Teleflipper is a closed circuit installation, that suggests the utilization of virtual reality and artificial intelligence, but is realized without any computer. Instead, it consists of a modified pinball machine and video feedback. The pinball machine is located in one room, playing alone, just observed by a surveillance camera. Techniques of AI would allow to control the game autonomously and keep the ball on the playfield. In fact, the setup of the arcade game with the camera pointing on it propose the involvement of computational power in order to keep the sculptural play running. A second room within the same exhibition contains a commercial video game cabinet. The viewer can follow the action on the pinball play field over a monitor that broadcasts the signal from the surveillance camera. Attached to the display is a control pad, which lets the viewer remote control the pinball machine and play the game.
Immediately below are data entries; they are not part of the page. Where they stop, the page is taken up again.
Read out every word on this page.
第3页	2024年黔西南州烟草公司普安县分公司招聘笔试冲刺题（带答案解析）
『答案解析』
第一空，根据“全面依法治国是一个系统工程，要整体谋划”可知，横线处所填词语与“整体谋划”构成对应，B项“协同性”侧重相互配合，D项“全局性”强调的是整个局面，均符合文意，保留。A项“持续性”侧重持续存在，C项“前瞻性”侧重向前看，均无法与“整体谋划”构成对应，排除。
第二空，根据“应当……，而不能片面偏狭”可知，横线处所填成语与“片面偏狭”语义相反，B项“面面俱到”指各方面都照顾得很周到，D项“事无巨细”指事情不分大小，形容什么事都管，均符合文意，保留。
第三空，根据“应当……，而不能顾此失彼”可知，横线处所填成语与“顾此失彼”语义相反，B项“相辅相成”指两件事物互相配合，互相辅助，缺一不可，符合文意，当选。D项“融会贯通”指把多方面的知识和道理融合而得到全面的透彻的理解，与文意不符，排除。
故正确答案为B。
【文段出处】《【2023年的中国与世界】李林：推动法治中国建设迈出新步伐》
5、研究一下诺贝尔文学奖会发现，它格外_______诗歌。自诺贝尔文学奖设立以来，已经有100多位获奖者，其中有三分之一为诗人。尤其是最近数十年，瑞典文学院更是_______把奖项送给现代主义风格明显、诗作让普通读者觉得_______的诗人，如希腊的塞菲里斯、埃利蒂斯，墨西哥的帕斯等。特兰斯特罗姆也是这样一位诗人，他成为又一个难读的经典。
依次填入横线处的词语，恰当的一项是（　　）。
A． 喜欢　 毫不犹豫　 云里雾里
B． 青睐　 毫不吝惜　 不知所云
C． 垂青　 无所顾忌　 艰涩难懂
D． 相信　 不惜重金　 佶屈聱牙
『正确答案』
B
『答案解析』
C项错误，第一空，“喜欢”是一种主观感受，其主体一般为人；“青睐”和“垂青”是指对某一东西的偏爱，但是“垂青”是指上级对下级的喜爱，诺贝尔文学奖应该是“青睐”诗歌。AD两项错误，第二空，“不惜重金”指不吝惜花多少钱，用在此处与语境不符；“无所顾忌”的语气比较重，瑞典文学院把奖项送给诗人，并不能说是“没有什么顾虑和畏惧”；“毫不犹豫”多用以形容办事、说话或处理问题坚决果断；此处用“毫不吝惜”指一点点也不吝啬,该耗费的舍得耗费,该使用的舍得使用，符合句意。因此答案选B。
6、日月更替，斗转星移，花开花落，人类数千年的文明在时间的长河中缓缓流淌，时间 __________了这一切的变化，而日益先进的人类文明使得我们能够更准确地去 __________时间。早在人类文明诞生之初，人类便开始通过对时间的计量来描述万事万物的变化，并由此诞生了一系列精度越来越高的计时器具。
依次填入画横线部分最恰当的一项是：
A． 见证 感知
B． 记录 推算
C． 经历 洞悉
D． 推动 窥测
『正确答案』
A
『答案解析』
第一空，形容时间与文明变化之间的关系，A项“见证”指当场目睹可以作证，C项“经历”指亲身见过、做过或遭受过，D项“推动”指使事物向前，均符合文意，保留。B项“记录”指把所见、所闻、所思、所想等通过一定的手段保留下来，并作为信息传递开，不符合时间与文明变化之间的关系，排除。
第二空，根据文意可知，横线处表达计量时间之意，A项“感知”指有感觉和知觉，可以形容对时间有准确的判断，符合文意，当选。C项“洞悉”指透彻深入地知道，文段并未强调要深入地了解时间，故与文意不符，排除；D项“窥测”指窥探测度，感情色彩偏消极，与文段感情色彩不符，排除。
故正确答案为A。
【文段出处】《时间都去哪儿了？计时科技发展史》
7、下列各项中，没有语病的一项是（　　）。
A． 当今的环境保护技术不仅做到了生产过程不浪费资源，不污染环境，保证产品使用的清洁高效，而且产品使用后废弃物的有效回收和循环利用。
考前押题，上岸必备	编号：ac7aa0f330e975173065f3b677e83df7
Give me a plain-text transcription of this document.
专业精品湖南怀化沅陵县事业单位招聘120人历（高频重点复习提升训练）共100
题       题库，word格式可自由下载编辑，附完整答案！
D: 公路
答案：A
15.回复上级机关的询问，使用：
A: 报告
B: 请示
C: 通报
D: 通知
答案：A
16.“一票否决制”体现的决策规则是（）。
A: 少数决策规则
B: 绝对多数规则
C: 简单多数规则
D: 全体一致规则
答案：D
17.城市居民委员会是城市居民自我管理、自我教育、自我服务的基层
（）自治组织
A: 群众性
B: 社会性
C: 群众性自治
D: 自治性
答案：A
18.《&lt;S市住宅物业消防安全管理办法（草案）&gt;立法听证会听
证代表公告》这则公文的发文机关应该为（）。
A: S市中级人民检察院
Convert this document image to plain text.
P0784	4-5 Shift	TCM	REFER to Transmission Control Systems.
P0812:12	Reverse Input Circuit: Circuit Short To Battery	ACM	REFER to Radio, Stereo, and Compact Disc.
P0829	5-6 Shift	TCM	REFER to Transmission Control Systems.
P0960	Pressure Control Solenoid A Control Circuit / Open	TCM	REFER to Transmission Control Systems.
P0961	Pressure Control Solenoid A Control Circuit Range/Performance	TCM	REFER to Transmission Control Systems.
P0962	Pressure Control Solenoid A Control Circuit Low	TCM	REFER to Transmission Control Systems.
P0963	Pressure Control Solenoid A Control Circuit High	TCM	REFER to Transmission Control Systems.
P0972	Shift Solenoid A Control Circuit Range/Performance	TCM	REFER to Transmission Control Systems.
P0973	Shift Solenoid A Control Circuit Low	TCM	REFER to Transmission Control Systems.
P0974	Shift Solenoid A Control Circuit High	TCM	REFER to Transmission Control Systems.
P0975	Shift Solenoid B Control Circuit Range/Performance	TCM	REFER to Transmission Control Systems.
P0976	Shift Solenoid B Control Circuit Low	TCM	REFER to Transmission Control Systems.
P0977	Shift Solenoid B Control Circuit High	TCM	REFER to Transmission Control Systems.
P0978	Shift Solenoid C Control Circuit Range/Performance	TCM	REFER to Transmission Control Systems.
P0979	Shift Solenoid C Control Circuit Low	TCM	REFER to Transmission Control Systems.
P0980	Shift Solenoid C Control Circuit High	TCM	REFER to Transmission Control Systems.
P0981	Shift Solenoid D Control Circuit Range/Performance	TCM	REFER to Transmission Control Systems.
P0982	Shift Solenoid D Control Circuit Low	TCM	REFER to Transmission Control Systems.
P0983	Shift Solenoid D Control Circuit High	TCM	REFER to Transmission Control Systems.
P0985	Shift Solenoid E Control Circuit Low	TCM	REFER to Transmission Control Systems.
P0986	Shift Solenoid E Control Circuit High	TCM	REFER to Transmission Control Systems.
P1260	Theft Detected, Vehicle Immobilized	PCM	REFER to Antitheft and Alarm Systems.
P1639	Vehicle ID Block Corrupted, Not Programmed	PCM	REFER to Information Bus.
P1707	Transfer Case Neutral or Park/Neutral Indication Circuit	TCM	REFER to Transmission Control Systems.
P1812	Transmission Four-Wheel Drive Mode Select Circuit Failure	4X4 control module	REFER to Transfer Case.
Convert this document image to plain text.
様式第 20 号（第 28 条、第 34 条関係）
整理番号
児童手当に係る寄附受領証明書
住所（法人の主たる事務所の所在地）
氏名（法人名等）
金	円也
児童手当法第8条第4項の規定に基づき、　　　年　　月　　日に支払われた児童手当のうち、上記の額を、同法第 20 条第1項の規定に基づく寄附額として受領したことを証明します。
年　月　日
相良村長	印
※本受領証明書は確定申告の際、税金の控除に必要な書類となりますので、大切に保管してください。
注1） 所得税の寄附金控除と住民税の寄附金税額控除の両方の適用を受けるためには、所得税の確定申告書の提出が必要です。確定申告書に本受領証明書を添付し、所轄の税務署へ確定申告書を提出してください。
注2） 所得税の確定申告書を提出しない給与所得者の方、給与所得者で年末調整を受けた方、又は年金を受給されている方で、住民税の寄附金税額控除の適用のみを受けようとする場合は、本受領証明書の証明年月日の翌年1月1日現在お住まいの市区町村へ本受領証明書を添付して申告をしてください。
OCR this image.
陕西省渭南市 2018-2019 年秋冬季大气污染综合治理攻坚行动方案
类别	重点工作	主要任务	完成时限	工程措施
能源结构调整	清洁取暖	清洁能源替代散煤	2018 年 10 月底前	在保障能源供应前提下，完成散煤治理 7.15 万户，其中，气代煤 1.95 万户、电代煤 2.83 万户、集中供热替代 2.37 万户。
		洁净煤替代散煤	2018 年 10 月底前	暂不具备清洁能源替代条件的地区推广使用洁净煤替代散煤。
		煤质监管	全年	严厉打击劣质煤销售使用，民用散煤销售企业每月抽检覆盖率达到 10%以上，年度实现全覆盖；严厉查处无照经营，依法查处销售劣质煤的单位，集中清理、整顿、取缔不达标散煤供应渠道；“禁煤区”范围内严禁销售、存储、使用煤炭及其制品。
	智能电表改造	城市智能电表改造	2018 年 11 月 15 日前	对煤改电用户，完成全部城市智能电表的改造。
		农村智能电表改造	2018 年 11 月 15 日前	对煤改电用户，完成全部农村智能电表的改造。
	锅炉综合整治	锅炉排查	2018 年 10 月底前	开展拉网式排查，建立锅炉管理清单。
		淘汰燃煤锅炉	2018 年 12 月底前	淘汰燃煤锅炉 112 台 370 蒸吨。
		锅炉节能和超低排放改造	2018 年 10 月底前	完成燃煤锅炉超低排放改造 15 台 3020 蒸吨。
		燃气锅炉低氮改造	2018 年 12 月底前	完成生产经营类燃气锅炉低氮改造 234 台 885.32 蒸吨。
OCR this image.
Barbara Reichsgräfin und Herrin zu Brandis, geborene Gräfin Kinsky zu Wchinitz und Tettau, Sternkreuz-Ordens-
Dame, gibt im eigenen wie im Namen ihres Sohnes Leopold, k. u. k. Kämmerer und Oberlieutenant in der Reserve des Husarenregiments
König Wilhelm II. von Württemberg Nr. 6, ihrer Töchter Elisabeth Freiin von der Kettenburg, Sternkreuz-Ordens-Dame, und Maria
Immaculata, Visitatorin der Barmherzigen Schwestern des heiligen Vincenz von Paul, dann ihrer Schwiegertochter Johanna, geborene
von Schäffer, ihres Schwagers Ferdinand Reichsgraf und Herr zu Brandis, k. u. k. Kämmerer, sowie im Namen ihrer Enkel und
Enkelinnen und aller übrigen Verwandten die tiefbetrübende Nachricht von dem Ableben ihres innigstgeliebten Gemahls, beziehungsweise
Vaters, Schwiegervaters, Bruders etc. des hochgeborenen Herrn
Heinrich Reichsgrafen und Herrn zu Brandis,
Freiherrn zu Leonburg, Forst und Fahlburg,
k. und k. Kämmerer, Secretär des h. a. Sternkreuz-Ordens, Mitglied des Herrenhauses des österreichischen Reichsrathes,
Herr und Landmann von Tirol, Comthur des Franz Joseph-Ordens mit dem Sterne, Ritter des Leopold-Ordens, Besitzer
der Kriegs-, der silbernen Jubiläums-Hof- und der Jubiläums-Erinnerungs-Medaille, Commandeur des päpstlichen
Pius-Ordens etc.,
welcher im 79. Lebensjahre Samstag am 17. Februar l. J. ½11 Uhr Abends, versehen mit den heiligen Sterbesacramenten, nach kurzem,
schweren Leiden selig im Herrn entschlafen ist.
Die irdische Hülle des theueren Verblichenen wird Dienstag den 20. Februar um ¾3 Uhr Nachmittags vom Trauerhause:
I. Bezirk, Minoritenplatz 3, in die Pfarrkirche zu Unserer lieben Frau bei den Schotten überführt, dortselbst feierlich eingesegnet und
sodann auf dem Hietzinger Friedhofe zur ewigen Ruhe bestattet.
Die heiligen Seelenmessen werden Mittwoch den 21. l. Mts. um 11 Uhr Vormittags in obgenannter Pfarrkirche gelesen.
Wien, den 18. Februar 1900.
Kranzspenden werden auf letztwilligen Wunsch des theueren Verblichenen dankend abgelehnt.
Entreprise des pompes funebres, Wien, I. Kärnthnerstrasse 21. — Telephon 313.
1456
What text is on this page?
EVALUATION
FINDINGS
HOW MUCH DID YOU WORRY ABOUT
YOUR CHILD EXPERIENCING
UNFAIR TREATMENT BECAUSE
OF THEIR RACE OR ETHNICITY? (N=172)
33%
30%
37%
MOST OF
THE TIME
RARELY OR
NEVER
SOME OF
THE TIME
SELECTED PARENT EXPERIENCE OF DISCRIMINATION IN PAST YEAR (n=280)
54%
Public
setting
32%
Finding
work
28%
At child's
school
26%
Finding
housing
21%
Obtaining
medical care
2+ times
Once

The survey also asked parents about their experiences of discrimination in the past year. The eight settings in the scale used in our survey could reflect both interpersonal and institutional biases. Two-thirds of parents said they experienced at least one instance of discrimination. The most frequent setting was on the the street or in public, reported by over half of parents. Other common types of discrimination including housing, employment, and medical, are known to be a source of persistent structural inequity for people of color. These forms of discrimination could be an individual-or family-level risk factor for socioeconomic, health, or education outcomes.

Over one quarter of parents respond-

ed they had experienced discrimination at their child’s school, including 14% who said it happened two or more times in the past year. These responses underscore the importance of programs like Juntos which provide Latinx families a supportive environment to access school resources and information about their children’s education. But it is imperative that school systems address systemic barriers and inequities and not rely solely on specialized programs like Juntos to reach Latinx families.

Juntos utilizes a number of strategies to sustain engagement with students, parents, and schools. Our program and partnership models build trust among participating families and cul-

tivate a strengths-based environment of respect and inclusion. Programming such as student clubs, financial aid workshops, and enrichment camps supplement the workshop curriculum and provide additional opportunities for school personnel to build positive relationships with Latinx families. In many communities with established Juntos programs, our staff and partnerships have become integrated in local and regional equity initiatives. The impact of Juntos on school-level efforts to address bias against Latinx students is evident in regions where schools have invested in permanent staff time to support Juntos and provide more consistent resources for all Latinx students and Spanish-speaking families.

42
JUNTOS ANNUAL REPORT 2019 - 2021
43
The drawing above explains the setup concept.
While someone who visits the room with the pinball machine first, will expect some artificial intelligence which drives the machine, another visitor who perceives the video game cabinet first, will expect the involvement of virtual reality in the realization of this ‘video game’.
The photograph below shows the pinball machine, a modified 1974 “Star Trek” from Bally, at the 21C3 Chaos Computer Club Hacker Congress.
Connected to the pinball machine, but installed in a remote located room is the control terminal, a custom built commercial style video game try out cabinet, like you can find them in department stores to test the latest console games. The player controls the pinball machine via a control pad and sees the playfield through the surveillance camera.